Les Pittsburgh Penguins ont navigué à travers un décalage horaire de six heures lors de leur voyage pour la NHL Global Series à Stockholm, en utilisant une planification stratégique pour aider les joueurs à s'acclimater rapidement. L'équipe a obtenu trois points sur quatre en deux matchs tout en s'appuyant sur le soutien de son personnel médical et de performance. Le directeur de la performance Rich Rotenberg a souligné l'importance de l'activité, du timing des repas et des ressources pour minimiser les effets du jet lag.
Le voyage des Pittsburgh Penguins à Stockholm pour la NHL Global Series a présenté des défis avec un décalage horaire de six heures par rapport à Pittsburgh. Selon la règle générale, l'ajustement prend environ une journée par heure, donc les joueurs visaient à se sentir normaux au sixième ou septième jour. « Au sixième jour, vous vous sentez normal. Eh bien, le septième jour, nous repartons », a déclaré le directeur de la performance des Penguins, Rich Rotenberg.

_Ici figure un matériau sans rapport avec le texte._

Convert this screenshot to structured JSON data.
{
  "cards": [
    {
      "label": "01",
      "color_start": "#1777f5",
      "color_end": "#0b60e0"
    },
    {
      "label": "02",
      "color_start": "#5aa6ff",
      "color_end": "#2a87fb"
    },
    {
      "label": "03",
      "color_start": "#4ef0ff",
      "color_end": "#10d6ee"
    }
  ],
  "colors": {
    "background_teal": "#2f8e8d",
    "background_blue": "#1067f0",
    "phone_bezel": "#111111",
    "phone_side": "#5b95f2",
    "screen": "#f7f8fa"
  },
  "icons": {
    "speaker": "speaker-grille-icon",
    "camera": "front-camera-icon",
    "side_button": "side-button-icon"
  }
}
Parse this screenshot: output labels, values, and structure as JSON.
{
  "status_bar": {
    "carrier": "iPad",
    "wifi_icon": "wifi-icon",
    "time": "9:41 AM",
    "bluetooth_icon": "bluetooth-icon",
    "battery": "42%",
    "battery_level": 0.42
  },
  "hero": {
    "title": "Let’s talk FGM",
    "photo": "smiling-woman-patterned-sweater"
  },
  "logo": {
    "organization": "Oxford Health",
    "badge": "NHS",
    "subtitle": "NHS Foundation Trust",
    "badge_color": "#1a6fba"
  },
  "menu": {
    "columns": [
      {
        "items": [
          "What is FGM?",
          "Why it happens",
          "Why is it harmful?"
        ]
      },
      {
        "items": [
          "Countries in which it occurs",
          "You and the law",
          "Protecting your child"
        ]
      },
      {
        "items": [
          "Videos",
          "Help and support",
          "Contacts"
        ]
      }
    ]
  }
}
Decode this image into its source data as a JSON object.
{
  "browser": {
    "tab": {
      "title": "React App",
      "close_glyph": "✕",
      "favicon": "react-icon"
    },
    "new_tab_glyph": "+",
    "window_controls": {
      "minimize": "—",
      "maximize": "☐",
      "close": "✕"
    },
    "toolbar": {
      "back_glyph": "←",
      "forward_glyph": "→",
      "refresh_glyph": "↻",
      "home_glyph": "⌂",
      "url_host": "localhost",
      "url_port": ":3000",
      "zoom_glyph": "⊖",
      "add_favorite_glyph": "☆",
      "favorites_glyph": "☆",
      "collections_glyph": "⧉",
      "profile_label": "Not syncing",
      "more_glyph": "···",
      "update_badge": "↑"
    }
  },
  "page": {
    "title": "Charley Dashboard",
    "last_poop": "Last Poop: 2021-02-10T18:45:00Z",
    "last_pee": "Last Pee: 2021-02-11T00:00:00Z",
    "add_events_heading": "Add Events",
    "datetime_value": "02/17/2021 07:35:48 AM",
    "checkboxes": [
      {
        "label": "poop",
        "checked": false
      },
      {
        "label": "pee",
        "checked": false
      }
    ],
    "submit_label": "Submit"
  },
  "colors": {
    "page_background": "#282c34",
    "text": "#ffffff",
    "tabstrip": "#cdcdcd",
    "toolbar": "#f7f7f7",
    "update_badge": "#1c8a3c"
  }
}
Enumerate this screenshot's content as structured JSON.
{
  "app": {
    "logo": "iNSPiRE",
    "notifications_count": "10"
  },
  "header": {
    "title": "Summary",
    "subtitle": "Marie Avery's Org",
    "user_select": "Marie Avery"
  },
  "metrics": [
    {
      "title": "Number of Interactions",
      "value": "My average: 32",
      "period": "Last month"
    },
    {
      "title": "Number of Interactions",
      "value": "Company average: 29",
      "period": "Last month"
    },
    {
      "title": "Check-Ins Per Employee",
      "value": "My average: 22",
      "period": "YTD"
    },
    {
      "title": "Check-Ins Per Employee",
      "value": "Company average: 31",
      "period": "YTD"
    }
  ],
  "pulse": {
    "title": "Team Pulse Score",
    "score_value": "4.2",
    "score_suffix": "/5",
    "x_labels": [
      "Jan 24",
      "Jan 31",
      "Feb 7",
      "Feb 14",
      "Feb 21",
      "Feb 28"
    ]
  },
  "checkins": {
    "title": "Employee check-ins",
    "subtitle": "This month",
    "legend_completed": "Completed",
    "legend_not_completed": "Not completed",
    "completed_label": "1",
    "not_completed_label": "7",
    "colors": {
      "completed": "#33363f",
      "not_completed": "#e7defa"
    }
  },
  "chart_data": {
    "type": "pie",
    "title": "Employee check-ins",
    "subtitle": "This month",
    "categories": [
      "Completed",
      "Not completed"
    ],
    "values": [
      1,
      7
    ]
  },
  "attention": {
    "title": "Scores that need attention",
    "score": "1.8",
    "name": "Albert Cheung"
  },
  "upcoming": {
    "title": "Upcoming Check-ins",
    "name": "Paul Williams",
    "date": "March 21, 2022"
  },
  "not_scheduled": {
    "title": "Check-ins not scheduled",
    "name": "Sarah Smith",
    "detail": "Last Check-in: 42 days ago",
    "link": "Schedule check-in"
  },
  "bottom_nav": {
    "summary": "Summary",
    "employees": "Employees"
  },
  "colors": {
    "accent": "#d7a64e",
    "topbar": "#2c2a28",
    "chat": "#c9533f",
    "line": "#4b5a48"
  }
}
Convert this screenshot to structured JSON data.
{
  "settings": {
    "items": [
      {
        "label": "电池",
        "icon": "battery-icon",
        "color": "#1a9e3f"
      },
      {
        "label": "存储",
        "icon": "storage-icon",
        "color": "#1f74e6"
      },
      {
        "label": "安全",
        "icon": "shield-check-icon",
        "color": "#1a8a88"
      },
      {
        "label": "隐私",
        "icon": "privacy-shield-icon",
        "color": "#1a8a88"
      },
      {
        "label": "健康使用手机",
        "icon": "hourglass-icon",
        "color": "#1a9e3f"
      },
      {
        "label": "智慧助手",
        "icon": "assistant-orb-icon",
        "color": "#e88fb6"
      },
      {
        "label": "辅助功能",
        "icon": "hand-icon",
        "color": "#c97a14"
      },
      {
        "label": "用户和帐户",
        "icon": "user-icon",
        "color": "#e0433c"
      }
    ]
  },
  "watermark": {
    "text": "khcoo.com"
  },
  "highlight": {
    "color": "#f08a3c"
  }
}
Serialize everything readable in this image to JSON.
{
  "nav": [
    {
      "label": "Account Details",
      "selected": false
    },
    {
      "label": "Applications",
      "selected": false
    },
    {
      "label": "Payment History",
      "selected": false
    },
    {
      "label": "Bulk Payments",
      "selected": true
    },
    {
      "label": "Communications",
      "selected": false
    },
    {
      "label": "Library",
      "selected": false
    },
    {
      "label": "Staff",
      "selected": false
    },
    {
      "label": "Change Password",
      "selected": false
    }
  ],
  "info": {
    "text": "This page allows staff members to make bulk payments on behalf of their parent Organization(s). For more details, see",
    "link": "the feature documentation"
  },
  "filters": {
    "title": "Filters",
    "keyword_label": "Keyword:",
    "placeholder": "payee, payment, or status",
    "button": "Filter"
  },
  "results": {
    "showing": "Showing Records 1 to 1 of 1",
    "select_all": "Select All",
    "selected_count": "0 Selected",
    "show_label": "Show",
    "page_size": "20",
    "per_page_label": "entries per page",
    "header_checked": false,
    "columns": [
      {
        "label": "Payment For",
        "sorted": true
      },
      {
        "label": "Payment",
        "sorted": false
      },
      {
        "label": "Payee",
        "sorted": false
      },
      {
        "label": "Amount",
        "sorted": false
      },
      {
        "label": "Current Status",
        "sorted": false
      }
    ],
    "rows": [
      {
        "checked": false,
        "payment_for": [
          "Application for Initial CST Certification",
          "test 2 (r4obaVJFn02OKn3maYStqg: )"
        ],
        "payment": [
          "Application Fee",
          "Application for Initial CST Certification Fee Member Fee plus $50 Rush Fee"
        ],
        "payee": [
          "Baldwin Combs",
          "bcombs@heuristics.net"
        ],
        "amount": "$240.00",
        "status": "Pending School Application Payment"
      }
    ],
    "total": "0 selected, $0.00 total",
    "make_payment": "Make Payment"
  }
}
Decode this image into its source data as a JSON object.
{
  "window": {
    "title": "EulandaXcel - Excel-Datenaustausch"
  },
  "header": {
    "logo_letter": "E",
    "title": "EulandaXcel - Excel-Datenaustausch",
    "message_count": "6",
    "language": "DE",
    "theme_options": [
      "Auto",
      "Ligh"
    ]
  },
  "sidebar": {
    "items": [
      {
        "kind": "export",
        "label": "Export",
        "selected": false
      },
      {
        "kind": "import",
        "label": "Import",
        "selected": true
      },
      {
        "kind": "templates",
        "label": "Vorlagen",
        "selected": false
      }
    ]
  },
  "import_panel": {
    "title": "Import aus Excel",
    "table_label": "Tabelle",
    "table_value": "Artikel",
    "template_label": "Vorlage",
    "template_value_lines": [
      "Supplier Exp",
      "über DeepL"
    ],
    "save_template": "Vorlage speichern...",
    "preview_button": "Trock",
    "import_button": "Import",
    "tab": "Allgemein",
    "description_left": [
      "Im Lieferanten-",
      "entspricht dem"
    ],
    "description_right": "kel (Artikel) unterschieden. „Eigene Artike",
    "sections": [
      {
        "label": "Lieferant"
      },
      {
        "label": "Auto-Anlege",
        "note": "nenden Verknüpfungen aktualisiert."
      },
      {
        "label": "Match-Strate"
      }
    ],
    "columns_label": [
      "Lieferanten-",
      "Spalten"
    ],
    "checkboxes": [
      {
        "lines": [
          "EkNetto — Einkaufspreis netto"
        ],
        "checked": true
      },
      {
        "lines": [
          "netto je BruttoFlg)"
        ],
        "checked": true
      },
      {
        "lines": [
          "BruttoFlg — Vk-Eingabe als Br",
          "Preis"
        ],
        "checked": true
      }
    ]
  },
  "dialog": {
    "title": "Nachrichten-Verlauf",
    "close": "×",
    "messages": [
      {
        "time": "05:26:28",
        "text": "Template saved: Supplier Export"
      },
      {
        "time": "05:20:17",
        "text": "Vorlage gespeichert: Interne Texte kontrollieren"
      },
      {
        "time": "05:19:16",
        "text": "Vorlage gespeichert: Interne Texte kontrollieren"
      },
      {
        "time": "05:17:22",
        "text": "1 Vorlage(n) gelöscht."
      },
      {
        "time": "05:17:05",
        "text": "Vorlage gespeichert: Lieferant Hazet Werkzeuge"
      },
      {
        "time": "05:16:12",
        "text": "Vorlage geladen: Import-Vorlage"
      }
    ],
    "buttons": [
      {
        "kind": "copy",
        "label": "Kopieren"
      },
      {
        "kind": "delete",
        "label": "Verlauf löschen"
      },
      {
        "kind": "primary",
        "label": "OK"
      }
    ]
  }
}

L'équipe a quitté Pittsburgh le lundi 10 novembre à 21 heures pour un vol de nuit. À l'arrivée, ils ont passé la douane, monté dans des bus et se sont dirigés directement vers la patinoire pour une séance d'entraînement afin de fournir de la structure et du mouvement après une journée de voyage. Des retards ont repoussé la séance après 14 heures locales, ce qui a involontairement mieux convenu pour éviter des siestes perturbatrices. « La clé est, quand vous arrivez à votre destination, de vous exposer le plus rapidement possible à votre nouveau fuseau horaire », a expliqué Rotenberg, en insistant sur l'exposition à la lumière du jour, l'activité et le timing approprié des repas.
La diététicienne de performance Kourtney Gordon a préparé des kits pour chaque joueur, incluant des suppléments de mélatonine, des masques pour les yeux, des bouchons d'oreilles et des lunettes bloquant la lumière bleue pour aider au sommeil pendant le vol, bien qu'elle sache que ce ne serait pas de haute qualité. Rotenberg a loué son approche complète et son éducation sur la réinitialisation des routines. Le défenseur Ryan Shea a noté la difficulté initiale : « Je pense que c'était la chose la plus difficile pour moi, c'était juste de descendre de l'avion, nous sommes allés à l'entraînement, et vous essayiez de forcer votre corps à s'ouvrir et à se détendre. »
Shea a également décrit un sommeil fragmenté au début, en se réveillant au milieu de la nuit, mais les routines se sont améliorées avec le patinage. L'équipe a équilibré des repas familiers avec la cuisine suédoise locale, que Shea a trouvée fraîche et agréable. Du jeudi au dimanche, le programme était chargé avec deux entraînements, deux matchs, des médias et des événements communautaires. Les Penguins ont sécurisé trois des quatre points dans ces matchs.
Ils sont partis immédiatement après le drop du puck du dimanche à 15 heures, atterrissant après 23 heures heure de l'Est – équivalent à 5 heures du matin en Suède. Le personnel a conseillé de ne pas dormir pendant le vol de retour pour favoriser le repos nocturne à la maison. Des anecdotes du vol incluaient des joueurs regardant des films comme Gladiator, recommandé par Erik Karlsson et Sidney Crosby.
De retour à Pittsburgh, le mardi comportait une séance d'entraînement optionnelle à faible intensité pour faciliter la réacclimatation, avec un focus sur la récupération avant des matchs en double le vendredi et le samedi. L'entraîneur en chef Dan Muse a félicité le rôle du personnel de soutien tout au long de la saison.